Apple has been using its own chips for iPhones and iPads for years. Now, the processors will also be used in Mac computers. Software and app developers will have to adapt to change.
Apple is changing the chipsets of its Mac computers from Intel processors to the ones that Apple developed itself. This means that future Apple computers will run on the same technical platform as the iPhones and iPad. Speaking at the WWDC conference, which is taking place completely online this year due to the corona crisis, Apple CEO Tim Cook announced that the first Macs with the new chip architecture should be available in the market by the end of the year.
Speculations about the replacement of Intel semiconductors with Apple chips have been in the market for a long time. Apple’s development team developed very powerful processors for its mobile devices. The chip designer ARM serves as a model for the architecture of Apple chipsets.

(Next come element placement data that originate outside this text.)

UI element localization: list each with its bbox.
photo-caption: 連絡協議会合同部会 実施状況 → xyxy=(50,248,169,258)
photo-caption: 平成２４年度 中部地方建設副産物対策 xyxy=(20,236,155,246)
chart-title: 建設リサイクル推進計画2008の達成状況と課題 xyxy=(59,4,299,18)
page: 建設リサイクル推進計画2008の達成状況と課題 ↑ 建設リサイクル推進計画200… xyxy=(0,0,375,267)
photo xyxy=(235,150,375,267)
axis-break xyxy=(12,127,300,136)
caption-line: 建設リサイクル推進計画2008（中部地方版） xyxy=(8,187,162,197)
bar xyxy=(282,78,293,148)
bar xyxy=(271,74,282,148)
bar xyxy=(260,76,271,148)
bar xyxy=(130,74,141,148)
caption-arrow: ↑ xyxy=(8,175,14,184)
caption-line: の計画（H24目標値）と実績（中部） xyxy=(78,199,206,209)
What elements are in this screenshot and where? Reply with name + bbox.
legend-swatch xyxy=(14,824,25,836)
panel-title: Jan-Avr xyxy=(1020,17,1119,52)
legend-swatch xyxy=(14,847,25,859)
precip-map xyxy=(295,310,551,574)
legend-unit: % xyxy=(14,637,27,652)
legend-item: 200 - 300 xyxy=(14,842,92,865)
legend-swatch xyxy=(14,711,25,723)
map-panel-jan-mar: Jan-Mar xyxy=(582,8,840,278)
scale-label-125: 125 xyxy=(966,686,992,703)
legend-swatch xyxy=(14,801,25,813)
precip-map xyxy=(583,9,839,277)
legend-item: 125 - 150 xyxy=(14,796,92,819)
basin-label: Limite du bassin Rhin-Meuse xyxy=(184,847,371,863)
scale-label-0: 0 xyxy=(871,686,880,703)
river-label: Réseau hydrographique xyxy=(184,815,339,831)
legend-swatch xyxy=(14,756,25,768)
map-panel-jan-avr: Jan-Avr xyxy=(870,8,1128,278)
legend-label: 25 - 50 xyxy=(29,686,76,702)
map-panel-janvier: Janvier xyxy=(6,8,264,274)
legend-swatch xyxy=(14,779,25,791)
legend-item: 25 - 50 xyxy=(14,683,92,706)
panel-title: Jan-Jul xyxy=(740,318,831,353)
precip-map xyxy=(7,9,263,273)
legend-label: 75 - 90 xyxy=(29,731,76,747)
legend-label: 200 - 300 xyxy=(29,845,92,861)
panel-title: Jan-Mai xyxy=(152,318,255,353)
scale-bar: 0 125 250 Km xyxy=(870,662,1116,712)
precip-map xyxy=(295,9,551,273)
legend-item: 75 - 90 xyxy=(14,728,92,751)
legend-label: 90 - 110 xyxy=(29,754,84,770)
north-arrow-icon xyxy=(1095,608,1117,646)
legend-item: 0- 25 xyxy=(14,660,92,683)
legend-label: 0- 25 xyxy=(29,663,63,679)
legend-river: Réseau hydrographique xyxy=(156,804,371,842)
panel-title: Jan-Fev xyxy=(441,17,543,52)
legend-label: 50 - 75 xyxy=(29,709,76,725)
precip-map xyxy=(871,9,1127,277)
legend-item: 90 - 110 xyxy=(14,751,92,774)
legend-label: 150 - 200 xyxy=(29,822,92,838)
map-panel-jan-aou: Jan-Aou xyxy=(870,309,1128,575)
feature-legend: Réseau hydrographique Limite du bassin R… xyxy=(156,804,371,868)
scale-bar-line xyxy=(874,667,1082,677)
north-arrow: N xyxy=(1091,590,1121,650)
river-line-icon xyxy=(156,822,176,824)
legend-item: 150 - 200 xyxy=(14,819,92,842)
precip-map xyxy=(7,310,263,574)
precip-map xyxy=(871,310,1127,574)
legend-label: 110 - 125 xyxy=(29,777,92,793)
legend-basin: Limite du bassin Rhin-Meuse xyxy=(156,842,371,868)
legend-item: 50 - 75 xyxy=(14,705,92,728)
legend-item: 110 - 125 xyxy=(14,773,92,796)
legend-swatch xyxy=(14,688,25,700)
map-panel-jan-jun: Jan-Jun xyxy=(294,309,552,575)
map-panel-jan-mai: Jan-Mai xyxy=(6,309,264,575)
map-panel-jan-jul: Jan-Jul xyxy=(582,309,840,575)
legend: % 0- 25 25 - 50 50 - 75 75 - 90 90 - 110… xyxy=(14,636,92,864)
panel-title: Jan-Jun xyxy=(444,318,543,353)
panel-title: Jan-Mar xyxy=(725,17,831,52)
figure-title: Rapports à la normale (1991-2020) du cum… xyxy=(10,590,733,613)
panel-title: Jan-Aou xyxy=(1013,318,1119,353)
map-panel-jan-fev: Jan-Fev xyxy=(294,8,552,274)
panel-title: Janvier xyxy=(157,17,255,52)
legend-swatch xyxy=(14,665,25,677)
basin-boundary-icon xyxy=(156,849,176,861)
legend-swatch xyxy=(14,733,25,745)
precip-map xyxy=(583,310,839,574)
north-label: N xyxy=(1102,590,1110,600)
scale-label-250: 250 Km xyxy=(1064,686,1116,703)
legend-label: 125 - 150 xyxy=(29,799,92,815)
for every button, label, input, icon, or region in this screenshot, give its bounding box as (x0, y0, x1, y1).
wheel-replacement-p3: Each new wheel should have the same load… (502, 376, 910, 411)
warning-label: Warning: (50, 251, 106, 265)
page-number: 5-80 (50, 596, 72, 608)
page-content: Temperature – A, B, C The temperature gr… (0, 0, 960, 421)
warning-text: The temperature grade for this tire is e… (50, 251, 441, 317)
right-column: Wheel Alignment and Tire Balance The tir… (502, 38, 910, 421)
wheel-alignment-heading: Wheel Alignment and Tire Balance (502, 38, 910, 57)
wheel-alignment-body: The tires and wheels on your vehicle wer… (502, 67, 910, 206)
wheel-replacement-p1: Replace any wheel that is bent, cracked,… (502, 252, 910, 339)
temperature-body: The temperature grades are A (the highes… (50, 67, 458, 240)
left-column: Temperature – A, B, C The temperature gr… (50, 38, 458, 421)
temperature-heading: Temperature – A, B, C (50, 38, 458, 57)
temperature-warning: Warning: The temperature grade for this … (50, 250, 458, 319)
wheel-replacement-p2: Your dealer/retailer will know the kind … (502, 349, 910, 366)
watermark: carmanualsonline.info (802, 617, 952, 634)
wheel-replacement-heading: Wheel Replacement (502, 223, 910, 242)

Mac Apps Designed For iPhone and iPad
Apple’s notebooks and desktop computers have used chips from Intel with the x86 architecture up until now, which has a prominent hold in the PC industry. x86 architecture ensured the compatibility of applications across the platforms. Apple’s operating system, which is tailored for x86 chips would be converted to run on the new Macs.

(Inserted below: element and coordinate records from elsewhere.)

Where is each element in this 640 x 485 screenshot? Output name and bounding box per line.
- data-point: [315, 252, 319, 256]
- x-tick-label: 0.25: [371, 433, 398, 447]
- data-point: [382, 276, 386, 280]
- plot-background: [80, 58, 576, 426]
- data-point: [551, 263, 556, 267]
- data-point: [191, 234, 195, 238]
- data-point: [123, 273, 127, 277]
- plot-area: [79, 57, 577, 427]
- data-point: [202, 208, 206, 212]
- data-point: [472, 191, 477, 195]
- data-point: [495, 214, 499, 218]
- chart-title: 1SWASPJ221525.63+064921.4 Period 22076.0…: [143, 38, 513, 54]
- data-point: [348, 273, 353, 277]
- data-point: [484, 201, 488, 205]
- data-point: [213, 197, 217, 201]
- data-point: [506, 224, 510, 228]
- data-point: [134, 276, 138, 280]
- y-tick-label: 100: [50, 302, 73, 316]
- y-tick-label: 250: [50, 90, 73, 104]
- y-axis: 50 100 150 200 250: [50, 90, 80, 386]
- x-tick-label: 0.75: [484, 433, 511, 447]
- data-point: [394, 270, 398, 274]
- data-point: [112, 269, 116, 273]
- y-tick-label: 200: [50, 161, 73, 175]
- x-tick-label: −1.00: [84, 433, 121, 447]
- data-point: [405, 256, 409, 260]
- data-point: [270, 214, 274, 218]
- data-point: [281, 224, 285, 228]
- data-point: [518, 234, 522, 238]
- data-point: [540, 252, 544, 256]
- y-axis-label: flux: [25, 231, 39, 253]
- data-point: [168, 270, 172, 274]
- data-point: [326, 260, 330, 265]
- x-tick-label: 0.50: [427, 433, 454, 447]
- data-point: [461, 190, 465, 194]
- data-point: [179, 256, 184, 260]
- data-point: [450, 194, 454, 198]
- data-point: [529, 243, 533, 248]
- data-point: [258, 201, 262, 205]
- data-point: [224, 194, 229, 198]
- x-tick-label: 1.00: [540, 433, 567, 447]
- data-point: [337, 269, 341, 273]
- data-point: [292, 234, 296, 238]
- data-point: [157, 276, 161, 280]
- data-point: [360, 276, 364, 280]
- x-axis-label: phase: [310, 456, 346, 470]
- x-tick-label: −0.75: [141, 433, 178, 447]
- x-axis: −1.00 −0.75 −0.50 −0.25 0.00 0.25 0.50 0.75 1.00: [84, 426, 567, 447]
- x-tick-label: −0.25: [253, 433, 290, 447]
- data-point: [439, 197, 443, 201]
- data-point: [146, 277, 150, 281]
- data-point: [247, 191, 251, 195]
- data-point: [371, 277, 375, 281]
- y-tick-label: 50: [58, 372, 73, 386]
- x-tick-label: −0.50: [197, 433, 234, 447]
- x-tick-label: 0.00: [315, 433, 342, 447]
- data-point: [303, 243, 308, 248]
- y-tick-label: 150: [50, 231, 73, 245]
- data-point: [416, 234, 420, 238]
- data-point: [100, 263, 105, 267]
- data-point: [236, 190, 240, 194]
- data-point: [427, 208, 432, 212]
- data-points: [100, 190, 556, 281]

Apple recognizes the fact that users would not do without apps right from the start which is resolved by the fact that the apps developed for the iPhone and iPad would run on Macs with Apple’s in-house chipset.
ARM processors are generally more energy-efficient than x86 chips, making them particularly suitable for laptops and smaller notebooks. In recent years, there were several indications that Apple had slowed down the renewal of its Mac product range due to the shift from old to new processors.

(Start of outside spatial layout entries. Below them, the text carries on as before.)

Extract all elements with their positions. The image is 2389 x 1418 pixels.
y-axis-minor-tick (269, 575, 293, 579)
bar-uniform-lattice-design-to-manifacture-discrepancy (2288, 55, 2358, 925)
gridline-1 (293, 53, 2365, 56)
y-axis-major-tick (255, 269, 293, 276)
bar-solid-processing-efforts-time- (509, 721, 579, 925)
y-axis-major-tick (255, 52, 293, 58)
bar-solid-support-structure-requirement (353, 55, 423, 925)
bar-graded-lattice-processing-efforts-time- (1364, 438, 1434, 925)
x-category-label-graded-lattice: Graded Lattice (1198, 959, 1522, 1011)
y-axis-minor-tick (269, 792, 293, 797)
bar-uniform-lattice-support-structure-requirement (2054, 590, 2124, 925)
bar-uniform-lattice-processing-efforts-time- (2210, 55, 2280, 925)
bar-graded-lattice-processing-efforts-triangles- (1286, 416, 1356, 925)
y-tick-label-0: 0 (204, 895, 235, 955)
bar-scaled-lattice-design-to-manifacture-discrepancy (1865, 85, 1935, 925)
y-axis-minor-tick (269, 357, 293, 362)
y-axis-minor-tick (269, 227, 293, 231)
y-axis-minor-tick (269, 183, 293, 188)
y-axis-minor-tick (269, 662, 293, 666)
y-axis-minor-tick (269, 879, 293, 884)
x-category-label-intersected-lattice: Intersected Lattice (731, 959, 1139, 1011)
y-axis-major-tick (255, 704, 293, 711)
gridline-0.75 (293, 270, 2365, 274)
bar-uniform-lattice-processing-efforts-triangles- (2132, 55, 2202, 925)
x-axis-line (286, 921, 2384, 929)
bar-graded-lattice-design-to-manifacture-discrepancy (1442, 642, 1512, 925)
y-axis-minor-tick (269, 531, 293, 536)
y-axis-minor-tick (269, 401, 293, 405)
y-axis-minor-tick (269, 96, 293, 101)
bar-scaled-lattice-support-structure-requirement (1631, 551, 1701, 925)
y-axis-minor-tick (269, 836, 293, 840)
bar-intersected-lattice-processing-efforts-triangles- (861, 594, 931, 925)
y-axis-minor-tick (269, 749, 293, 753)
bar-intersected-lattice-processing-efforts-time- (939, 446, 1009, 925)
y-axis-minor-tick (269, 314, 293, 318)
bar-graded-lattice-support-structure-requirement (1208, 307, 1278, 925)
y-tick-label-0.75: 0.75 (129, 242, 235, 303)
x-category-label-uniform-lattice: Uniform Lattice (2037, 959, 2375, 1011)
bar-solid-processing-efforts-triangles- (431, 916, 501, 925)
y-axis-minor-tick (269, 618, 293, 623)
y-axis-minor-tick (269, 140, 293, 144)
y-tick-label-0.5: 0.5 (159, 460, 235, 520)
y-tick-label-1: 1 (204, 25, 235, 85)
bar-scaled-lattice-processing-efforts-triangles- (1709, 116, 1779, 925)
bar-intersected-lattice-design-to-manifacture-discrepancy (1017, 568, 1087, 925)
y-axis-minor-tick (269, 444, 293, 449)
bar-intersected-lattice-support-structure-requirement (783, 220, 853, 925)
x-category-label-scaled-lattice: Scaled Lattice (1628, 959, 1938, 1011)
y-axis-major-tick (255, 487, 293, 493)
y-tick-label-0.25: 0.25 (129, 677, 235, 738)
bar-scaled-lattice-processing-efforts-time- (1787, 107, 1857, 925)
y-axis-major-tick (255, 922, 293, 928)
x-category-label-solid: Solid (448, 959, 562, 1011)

In the PC market, Macs have a market share of just ten percent which means that the loss of business for Intel can easily be borne financially. But it may prove to be a blow to the reputation of the chip giant Intel, that previously dominated the PC business. For Mac, this is the third change in the chip platform after the transition from Motorola chips to IBM’s PowerPC chipsets in the early 1990s and then to Intel in 2005.